Chris Lloyd tells the story of how the 100-year-old Transporter Bridge – dubbed a European monument by one expert - came into being.
The Transporter Bridge is “a European monument – in its daring and finesse, it is a thrill to see from anywhere,” according to the famous architecture critic Nikolaus Pevsner.
YET, in the beginning, Middlesbrough couldn’t make up its mind whether it wanted to be thrilled by such a bridge or not.
Today the town – and even the sub-region – regards the bridge as an icon, but for 35 years after Charles Smith had first aired his new-fangled concept in The Northern Echo, the councillors of Middlesbrough could not be won over.
Shipbuilding was one of the town’s key industries, and it was hard for them to grasp that ships were not the best logistical solution. Boats had been all man needed, right from when there had been only a sparse scattering of farmers and the odd religious person seeking solitude on the windblown salt plains near the broad, boggy mouth of the Tees.
The Industrial Revolution revolutionised the estuary.

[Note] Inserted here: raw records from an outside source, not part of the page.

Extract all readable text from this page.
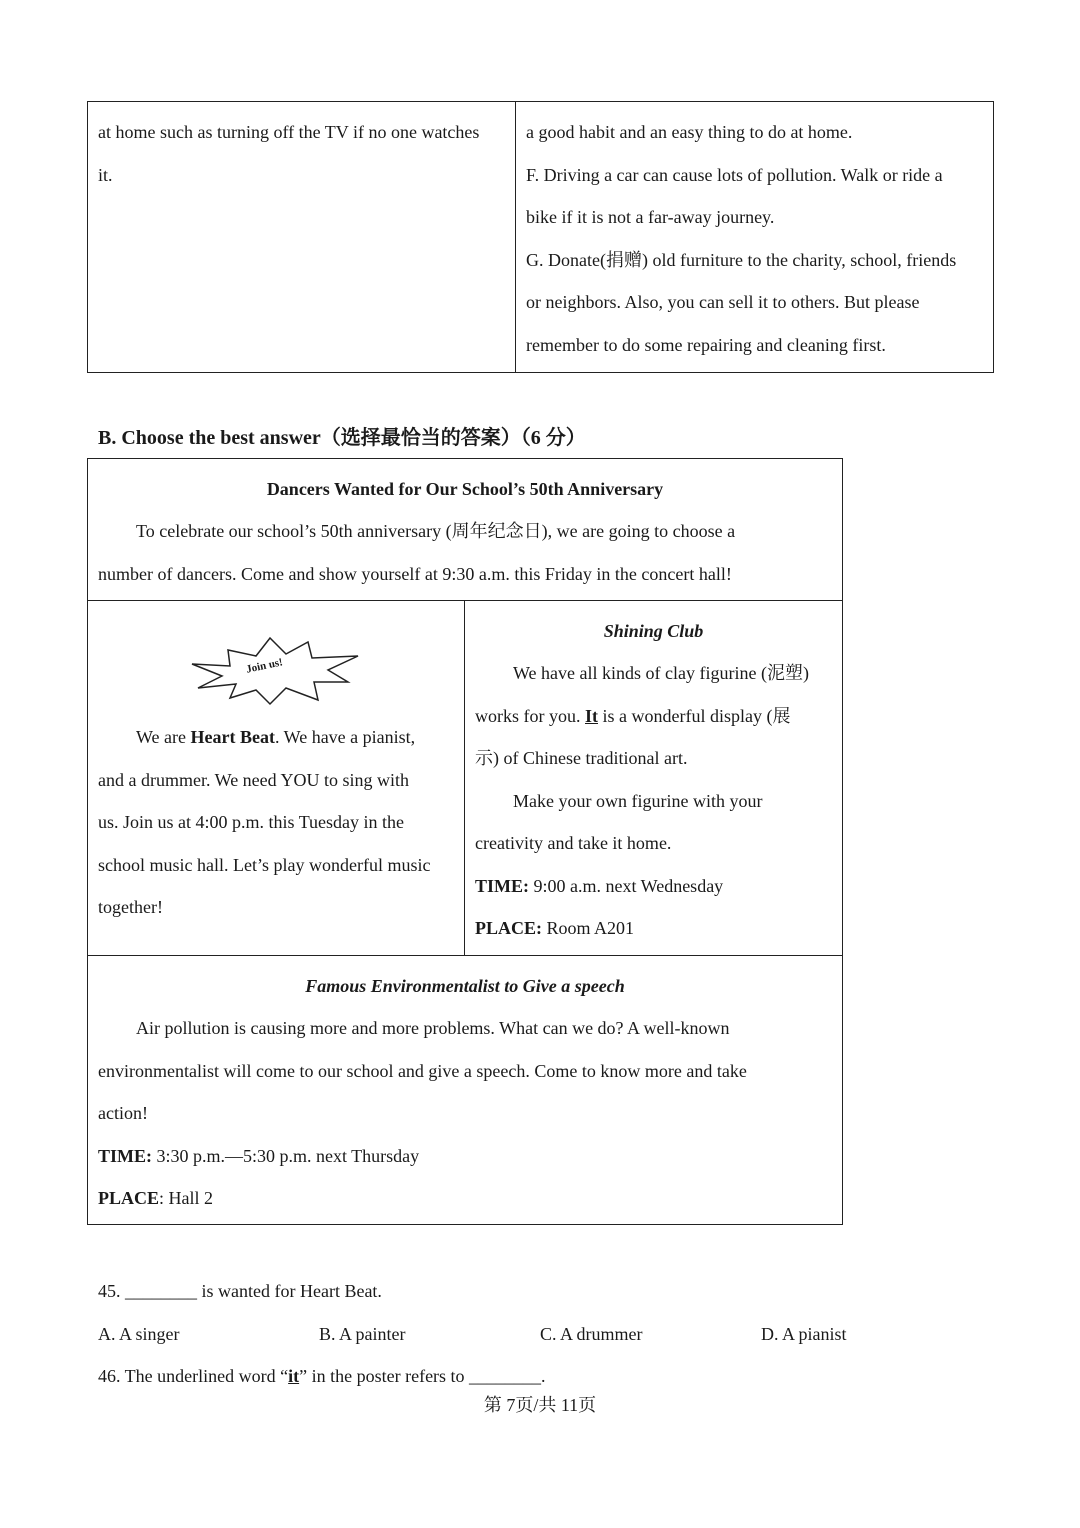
at home such as turning off the TV if no one watches
it.
a good habit and an easy thing to do at home.
F. Driving a car can cause lots of pollution. Walk or ride a
bike if it is not a far-away journey.
G. Donate(捐赠) old furniture to the charity, school, friends
or neighbors. Also, you can sell it to others. But please
remember to do some repairing and cleaning first.
B. Choose the best answer（选择最恰当的答案）（6 分）
Dancers Wanted for Our School’s 50th Anniversary
To celebrate our school’s 50th anniversary (周年纪念日), we are going to choose a
number of dancers. Come and show yourself at 9:30 a.m. this Friday in the concert hall!
Join us!
We are Heart Beat. We have a pianist,
and a drummer. We need YOU to sing with
us. Join us at 4:00 p.m. this Tuesday in the
school music hall. Let’s play wonderful music
together!
Shining Club
We have all kinds of clay figurine (泥塑)
works for you. It is a wonderful display (展
示) of Chinese traditional art.
Make your own figurine with your
creativity and take it home.
TIME: 9:00 a.m. next Wednesday
PLACE: Room A201
Famous Environmentalist to Give a speech
Air pollution is causing more and more problems. What can we do? A well-known
environmentalist will come to our school and give a speech. Come to know more and take
action!
TIME: 3:30 p.m.—5:30 p.m. next Thursday
PLACE: Hall 2
45. ________ is wanted for Heart Beat.
A. A singer	B. A painter	C. A drummer	D. A pianist
46. The underlined word “it” in the poster refers to ________.
第 7页/共 11页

In 1830, the Pease family created Port Darlington on the south bank to export the coal carried on their Stockton and Darlington Railway (S&DR).

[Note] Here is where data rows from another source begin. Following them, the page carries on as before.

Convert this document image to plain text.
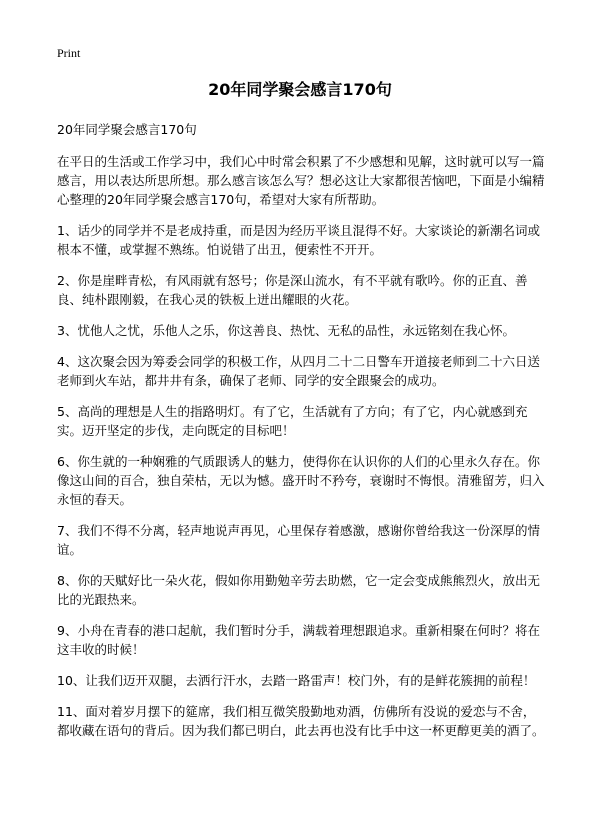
Print
20年同学聚会感言170句

20年同学聚会感言170句

在平日的生活或工作学习中，我们心中时常会积累了不少感想和见解，这时就可以写一篇感言，用以表达所思所想。那么感言该怎么写？想必这让大家都很苦恼吧，下面是小编精心整理的20年同学聚会感言170句，希望对大家有所帮助。

1、话少的同学并不是老成持重，而是因为经历平谈且混得不好。大家谈论的新潮名词或根本不懂，或掌握不熟练。怕说错了出丑，便索性不开开。

2、你是崖畔青松，有风雨就有怒号；你是深山流水，有不平就有歌吟。你的正直、善良、纯朴跟刚毅，在我心灵的铁板上迸出耀眼的火花。

3、忧他人之忧，乐他人之乐，你这善良、热忱、无私的品性，永远铭刻在我心怀。

4、这次聚会因为筹委会同学的积极工作，从四月二十二日警车开道接老师到二十六日送老师到火车站，都井井有条，确保了老师、同学的安全跟聚会的成功。

5、高尚的理想是人生的指路明灯。有了它，生活就有了方向；有了它，内心就感到充实。迈开坚定的步伐，走向既定的目标吧！

6、你生就的一种娴雅的气质跟诱人的魅力，使得你在认识你的人们的心里永久存在。你像这山间的百合，独自荣枯，无以为憾。盛开时不矜夸，衰谢时不悔恨。清雅留芳，归入永恒的春天。

7、我们不得不分离，轻声地说声再见，心里保存着感激，感谢你曾给我这一份深厚的情谊。

8、你的天赋好比一朵火花，假如你用勤勉辛劳去助燃，它一定会变成熊熊烈火，放出无比的光跟热来。

9、小舟在青春的港口起航，我们暂时分手，满载着理想跟追求。重新相聚在何时？将在这丰收的时候！

10、让我们迈开双腿，去洒行汗水，去踏一路雷声！校门外，有的是鲜花簇拥的前程！

11、面对着岁月摆下的筵席，我们相互微笑殷勤地劝酒，仿佛所有没说的爱恋与不舍，都收藏在语句的背后。因为我们都已明白，此去再也没有比手中这一杯更醇更美的酒了。
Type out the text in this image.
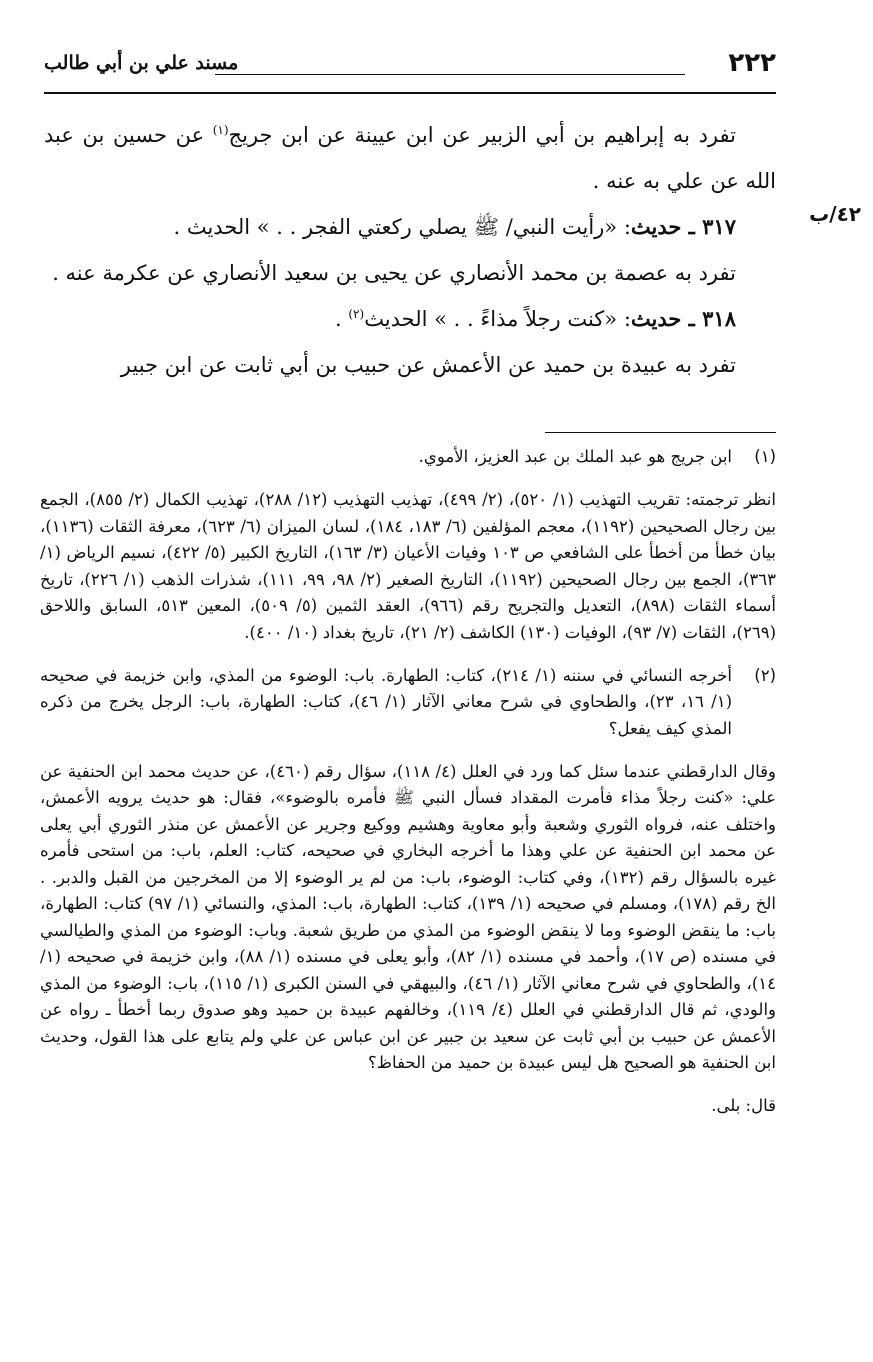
٢٢٢
مسند علي بن أبي طالب
٤٢/ب

تفرد به إبراهيم بن أبي الزبير عن ابن عيينة عن ابن جريج$^{(١)}$ عن حسين بن عبد الله عن علي به عنه .

٣١٧ ـ حديث: «رأيت النبي/ ﷺ يصلي ركعتي الفجر . . » الحديث .

تفرد به عصمة بن محمد الأنصاري عن يحيى بن سعيد الأنصاري عن عكرمة عنه .

٣١٨ ـ حديث: «كنت رجلاً مذاءً . . » الحديث$^{(٢)}$ .

تفرد به عبيدة بن حميد عن الأعمش عن حبيب بن أبي ثابت عن ابن جبير

(١)

ابن جريج هو عبد الملك بن عبد العزيز، الأموي.

انظر ترجمته: تقريب التهذيب (١/ ٥٢٠)، (٢/ ٤٩٩)، تهذيب التهذيب (١٢/ ٢٨٨)، تهذيب الكمال (٢/ ٨٥٥)، الجمع بين رجال الصحيحين (١١٩٢)، معجم المؤلفين (٦/ ١٨٣، ١٨٤)، لسان الميزان (٦/ ٦٢٣)، معرفة الثقات (١١٣٦)، بيان خطأ من أخطأ على الشافعي ص ١٠٣ وفيات الأعيان (٣/ ١٦٣)، التاريخ الكبير (٥/ ٤٢٢)، نسيم الرياض (١/ ٣٦٣)، الجمع بين رجال الصحيحين (١١٩٢)، التاريخ الصغير (٢/ ٩٨، ٩٩، ١١١)، شذرات الذهب (١/ ٢٢٦)، تاريخ أسماء الثقات (٨٩٨)، التعديل والتجريح رقم (٩٦٦)، العقد الثمين (٥/ ٥٠٩)، المعين ٥١٣، السابق واللاحق (٢٦٩)، الثقات (٧/ ٩٣)، الوفيات (١٣٠) الكاشف (٢/ ٢١)، تاريخ بغداد (١٠/ ٤٠٠).

(٢)

أخرجه النسائي في سننه (١/ ٢١٤)، كتاب: الطهارة. باب: الوضوء من المذي، وابن خزيمة في صحيحه (١/ ١٦، ٢٣)، والطحاوي في شرح معاني الآثار (١/ ٤٦)، كتاب: الطهارة، باب: الرجل يخرج من ذكره المذي كيف يفعل؟

وقال الدارقطني عندما سئل كما ورد في العلل (٤/ ١١٨)، سؤال رقم (٤٦٠)، عن حديث محمد ابن الحنفية عن علي: «كنت رجلاً مذاء فأمرت المقداد فسأل النبي ﷺ فأمره بالوضوء»، فقال: هو حديث يرويه الأعمش، واختلف عنه، فرواه الثوري وشعبة وأبو معاوية وهشيم ووكيع وجرير عن الأعمش عن منذر الثوري أبي يعلى عن محمد ابن الحنفية عن علي وهذا ما أخرجه البخاري في صحيحه، كتاب: العلم، باب: من استحى فأمره غيره بالسؤال رقم (١٣٢)، وفي كتاب: الوضوء، باب: من لم ير الوضوء إلا من المخرجين من القبل والدبر. . الخ رقم (١٧٨)، ومسلم في صحيحه (١/ ١٣٩)، كتاب: الطهارة، باب: المذي، والنسائي (١/ ٩٧) كتاب: الطهارة، باب: ما ينقض الوضوء وما لا ينقض الوضوء من المذي من طريق شعبة. وباب: الوضوء من المذي والطيالسي في مسنده (ص ١٧)، وأحمد في مسنده (١/ ٨٢)، وأبو يعلى في مسنده (١/ ٨٨)، وابن خزيمة في صحيحه (١/ ١٤)، والطحاوي في شرح معاني الآثار (١/ ٤٦)، والبيهقي في السنن الكبرى (١/ ١١٥)، باب: الوضوء من المذي والودي، ثم قال الدارقطني في العلل (٤/ ١١٩)، وخالفهم عبيدة بن حميد وهو صدوق ربما أخطأ ـ رواه عن الأعمش عن حبيب بن أبي ثابت عن سعيد بن جبير عن ابن عباس عن علي ولم يتابع على هذا القول، وحديث ابن الحنفية هو الصحيح هل ليس عبيدة بن حميد من الحفاظ؟

قال: بلى.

In 1832, Christopher Tennant created Port Clarence on the north bank to handle the coal carried by his Clarence Railway.
HALF-WAY THERE: The Middlesbrough leg of the Transporter Bridge under construction
Port Darlington rapidly grew into the metropolis of Middlesbrough and Port Clarence was soon surrounded by ironworks and shipyards that employed thousands of people. Many of them lived in terraces on the south side, so suddenly there was an army of men wanting to cross.

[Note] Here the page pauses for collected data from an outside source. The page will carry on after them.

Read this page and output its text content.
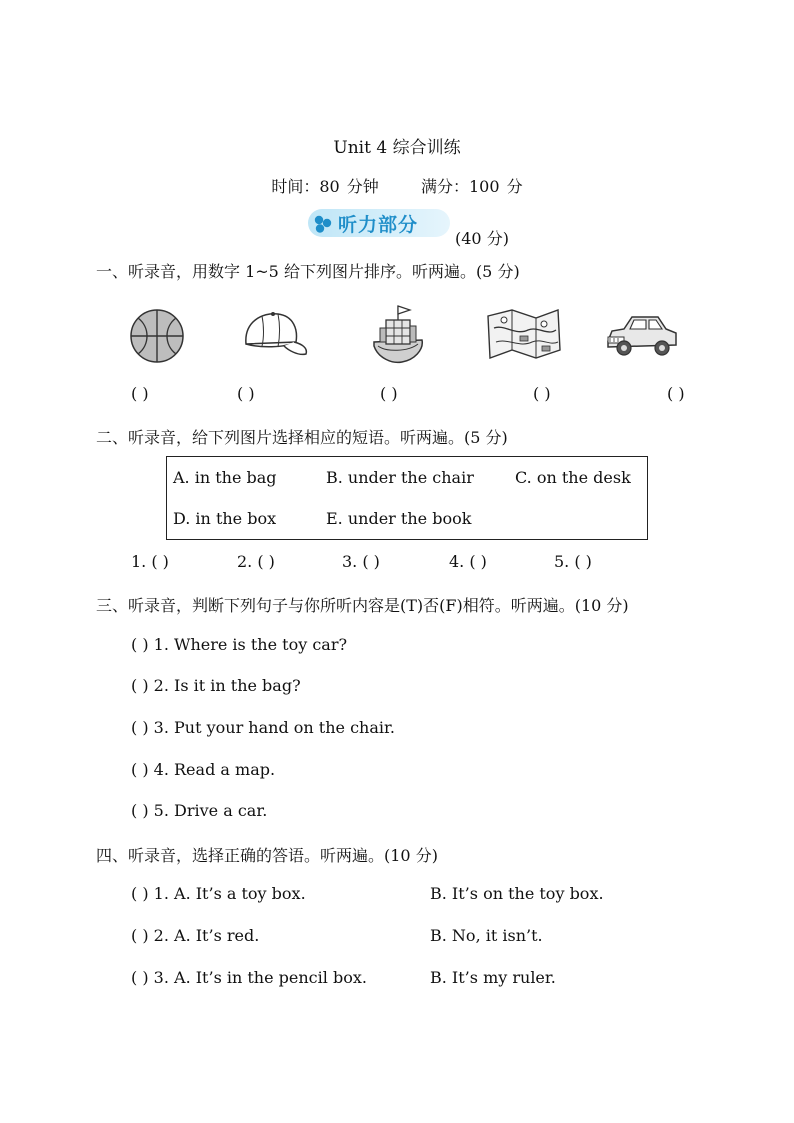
Unit 4 综合训练
时间：80 分钟	满分：100 分
听力部分
(40 分)
一、听录音，用数字 1~5 给下列图片排序。听两遍。(5 分)
( )	( )	( )	( )	( )
二、听录音，给下列图片选择相应的短语。听两遍。(5 分)
A. in the bag	B. under the chair	C. on the desk
D. in the box	E. under the book
1. ( )	2. ( )	3. ( )	4. ( )	5. ( )
三、听录音，判断下列句子与你所听内容是(T)否(F)相符。听两遍。(10 分)
( ) 1. Where is the toy car?
( ) 2. Is it in the bag?
( ) 3. Put your hand on the chair.
( ) 4. Read a map.
( ) 5. Drive a car.
四、听录音，选择正确的答语。听两遍。(10 分)
( ) 1. A. It’s a toy box.	B. It’s on the toy box.
( ) 2. A. It’s red.	B. No, it isn’t.
( ) 3. A. It’s in the pencil box.	B. It’s my ruler.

A bridge was first proposed in 1858 by the S&DR. It never came to anything, and so boats continued to be rowed over, charging 2d for passengers and 1d for workmen. In 1859, Middlesbrough Council bought a new cobble for £20 and ordered that in bad weather its crew should be doubled to two oarsmen.
In 1862, the first steamer, The Progress, entered service. Built of wood in Middlesbrough by Frederick Leach, it carried 139 passengers and had a draught of just 14in because the water was so shallow.
As the years went by, bigger and better steamers plied their trade. The Perseverance of 1873 was the first that could carry horses and carts; The Hugh Bell of 1884, built in South Shields, carried 857 passengers; the £5,000 Erimus of 1887 carried 927.
By the start of the 20th Century, there were 2.25 million passengers every year bobbing over the river.
And that was the problem with the ferrysteamers: They “sidled and slipped across the stream”.
They went against the flow of the oceangoing ships, and they couldn’t make it at all in bad weather. Once, in a howling gale, the 15-minute crossing took three hours when the ferry was blown downstream.
There were also docking difficulties.
Butcher P Milburn tumbled off the quayside into the water in his horse and cart and sued the council for damages and compensation for 20 stone of lost beef.
The Tees – broad, shallow and busy – presented no obvious alternatives to boats.
But in Hartlepool in 1873, Charles Smith invented a revolutionary solution to a similar problem. He was manager of the Engine Works and designed “a novel bridge” to replace the “dilatory and dangerous ferry” that carried his men across the harbour.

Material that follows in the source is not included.